Mulcahy, who has worked with Venezuela’s poor for 24 years, said. Running water can stop for up to three months at a time, the social workers complain. The closest hospital, Los Magallanes de Catia, is in dire straits for lack of State funding and the neighborhood’s last remaining pharmacy is about to close shop.
But Petkoff, an ex-communist guerrilla turned economist and politician, remained staunch that President Rafael Caldera hasn’t forgotten the poor… “What he’s talking about we just don’t see up here,” said Oswaldo Borjes, who teaches construction trades to unemployed youth.
Next on Young-Bruehl’s itinerary is a meeting with the students at Simon Bolivar University where she had “an intense conversation about why Hannah Arendt had distrusted revolutions that try to solve problems of social injustice without first achieving a stable, constitutional republic.” Now it must be said that Hannah Arendt was definitely committed to stable, constitutional republics–including ones that saw the wisdom of States Rights. In 1959, Arendt wrote an article titled “Reflections on Little Rock” that warned about the consequences of forcing segregation on the South. Her article betrayed the same kind of sanctimoniousness found in Young-Bruehl:
Another issue involved in the present conflict between Washington and the South is the matter of states’ rights. For some time it has been customary among liberals to maintain that no such issue exists at all but is only a ready made subterfuge of Southern reactionarieswho have nothing in their hands except “abstruse arguments and constitutional history.” In my opinion, this is a dangerous error. In contradistinction to the classical principle of the European nation state that power, like sovereignty, is indivisible, the power structure of this country rests on the principle of division of power and on the conviction that the body politic as a whole is strengthened by the division of power.

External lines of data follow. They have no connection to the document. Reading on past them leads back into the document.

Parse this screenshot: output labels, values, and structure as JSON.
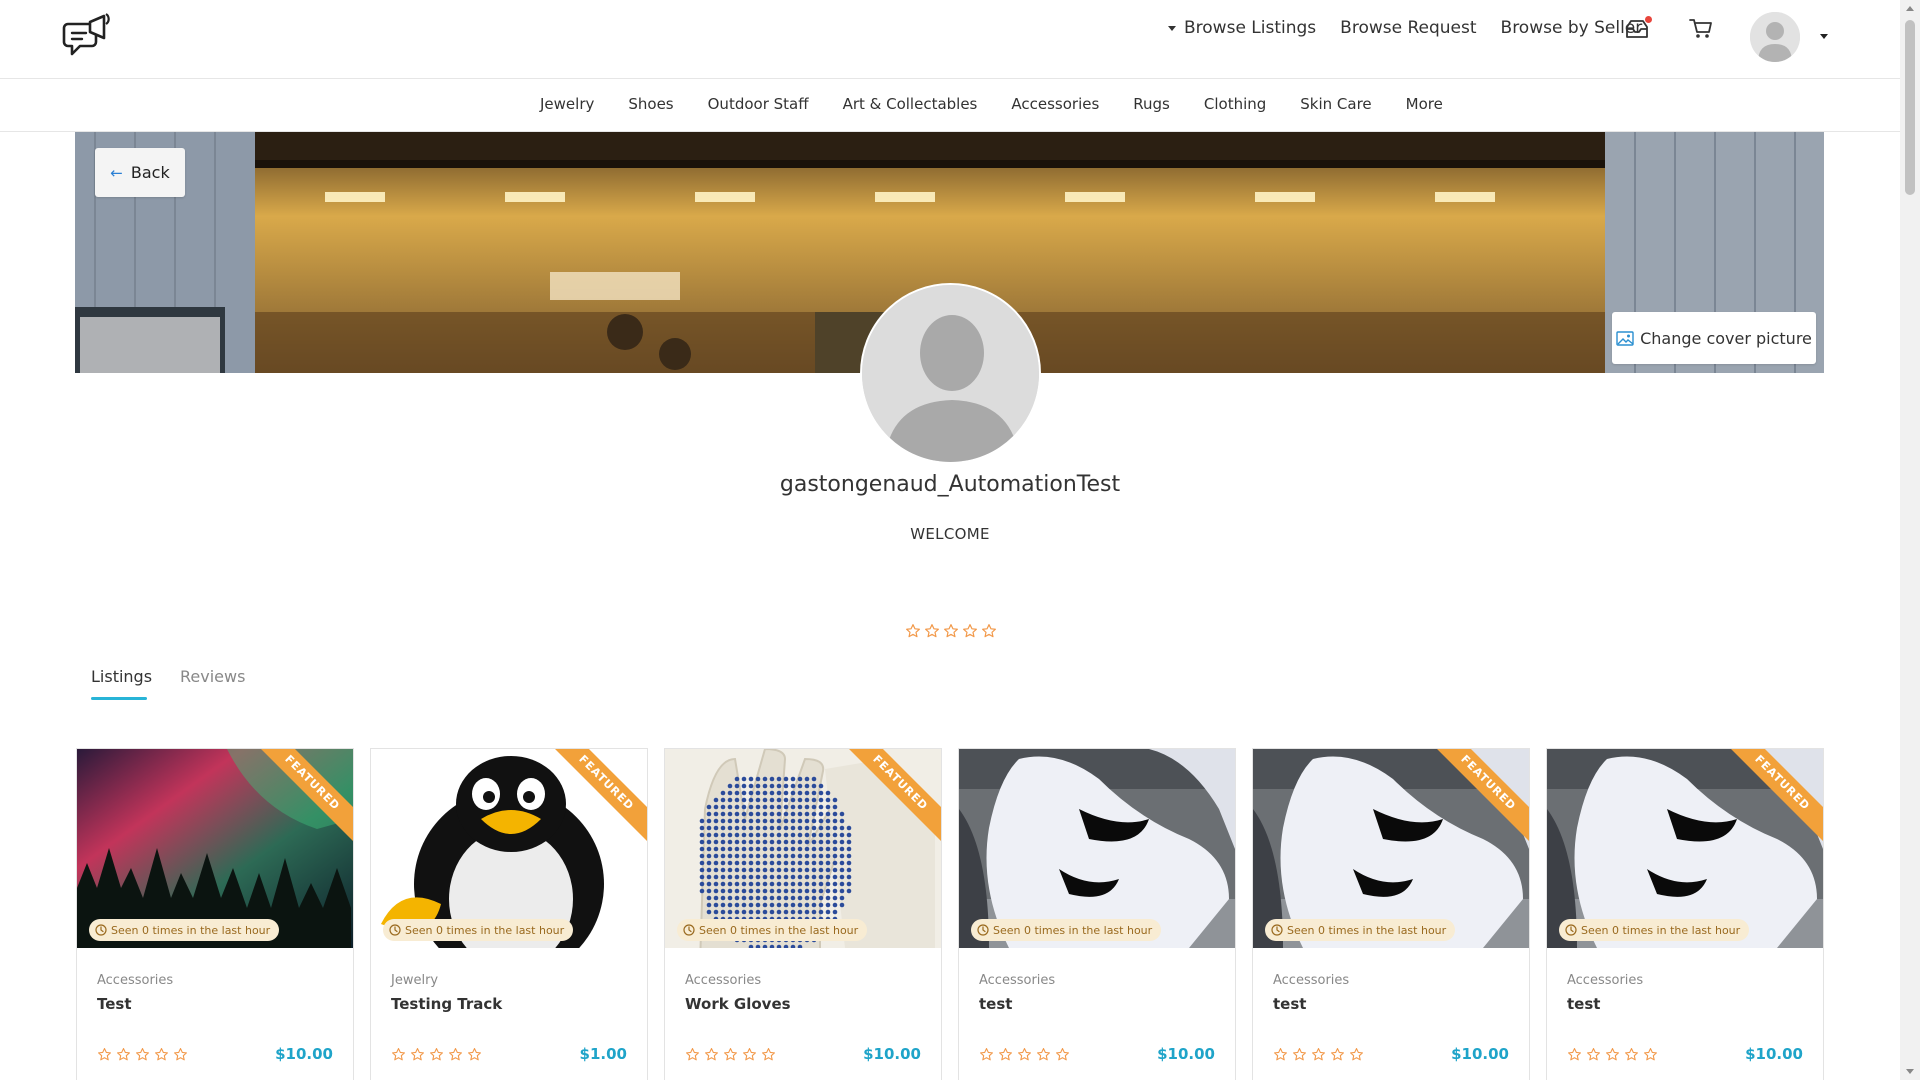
{
  "header": {
    "nav": {
      "browse_listings": "Browse Listings",
      "browse_request": "Browse Request",
      "browse_by_seller": "Browse by Seller"
    },
    "icons": {
      "logo": "chat-megaphone-logo-icon",
      "messages": "inbox-icon",
      "cart": "cart-icon",
      "user": "avatar-icon"
    },
    "notification_color": "#e8453c"
  },
  "categories": [
    "Jewelry",
    "Shoes",
    "Outdoor Staff",
    "Art & Collectables",
    "Accessories",
    "Rugs",
    "Clothing",
    "Skin Care",
    "More"
  ],
  "cover": {
    "back_label": "Back",
    "change_cover_label": "Change cover picture"
  },
  "profile": {
    "username": "gastongenaud_AutomationTest",
    "welcome": "WELCOME",
    "rating": 0
  },
  "tabs": {
    "listings": "Listings",
    "reviews": "Reviews"
  },
  "colors": {
    "accent": "#28b4d7",
    "price": "#1fa4c9",
    "featured": "#f2a13a",
    "star": "#f2994a"
  },
  "listings": [
    {
      "category": "Accessories",
      "title": "Test",
      "price": "$10.00",
      "badge": "FEATURED",
      "seen": "Seen 0 times in the last hour",
      "rating": 0,
      "image": "aurora-forest"
    },
    {
      "category": "Jewelry",
      "title": "Testing Track",
      "price": "$1.00",
      "badge": "FEATURED",
      "seen": "Seen 0 times in the last hour",
      "rating": 0,
      "image": "penguin"
    },
    {
      "category": "Accessories",
      "title": "Work Gloves",
      "price": "$10.00",
      "badge": "FEATURED",
      "seen": "Seen 0 times in the last hour",
      "rating": 0,
      "image": "gloves"
    },
    {
      "category": "Accessories",
      "title": "test",
      "price": "$10.00",
      "badge": "",
      "seen": "Seen 0 times in the last hour",
      "rating": 0,
      "image": "sneakers"
    },
    {
      "category": "Accessories",
      "title": "test",
      "price": "$10.00",
      "badge": "FEATURED",
      "seen": "Seen 0 times in the last hour",
      "rating": 0,
      "image": "sneakers"
    },
    {
      "category": "Accessories",
      "title": "test",
      "price": "$10.00",
      "badge": "FEATURED",
      "seen": "Seen 0 times in the last hour",
      "rating": 0,
      "image": "sneakers"
    }
  ]
}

When poor Black people in Little Rock or Caracas decide to stand up for their rights, white, middle-class philosophers and psychiatrists get terribly upset.
I must strongly urge that people have a look at Reuven Kaminer’s very fine critique of Hannah Arendt on MRZine titled “On the Concept ‘Totalitarianism’ and Its Role in Current Political Discourse.” I offered Reuven some suggestions on background material on Arendt and her husband Heinrich Blucher, who was my professor at Bard College from 1961 to 1965. Like the students that welcomed Young-Bruehl in Caracas, I too had a head filled with middle-class, anti-Communist prejudices that Bluecher helped to reinforce back then. It was only when I left Bard College, faced the military draft, and began working as a welfare caseworker in Harlem that I began to wake up to the true nature of American society. That required unlearning a lot of the cold war mythology that I had picked up from Heinrich Bluecher.
Let me conclude with Reuven’s clarion call to action:
Marxists present their own counter-narrative regarding the crises of wars, revolutions, and counter-revolutions that characterize the last century.Hannah Arendt argues that the content of the century is the assault launched by totalitarianism against freedom.This overarching metaphysical description is characteristic of bourgeois ideology in that it completely ignores the central social and economic crisis of our time.The crisis of modern society is the internal contradiction of capitalist society whose relations of productions are an objective obstacle to human progress.The content of the century is not a parable of good and evil (which is, of course, a generalized form of Christian myth) but the long and tortuous efforts to overcome and overthrow capitalism-imperialism.Humanity is still faced, to this very day, with the choice between socialism and barbarism.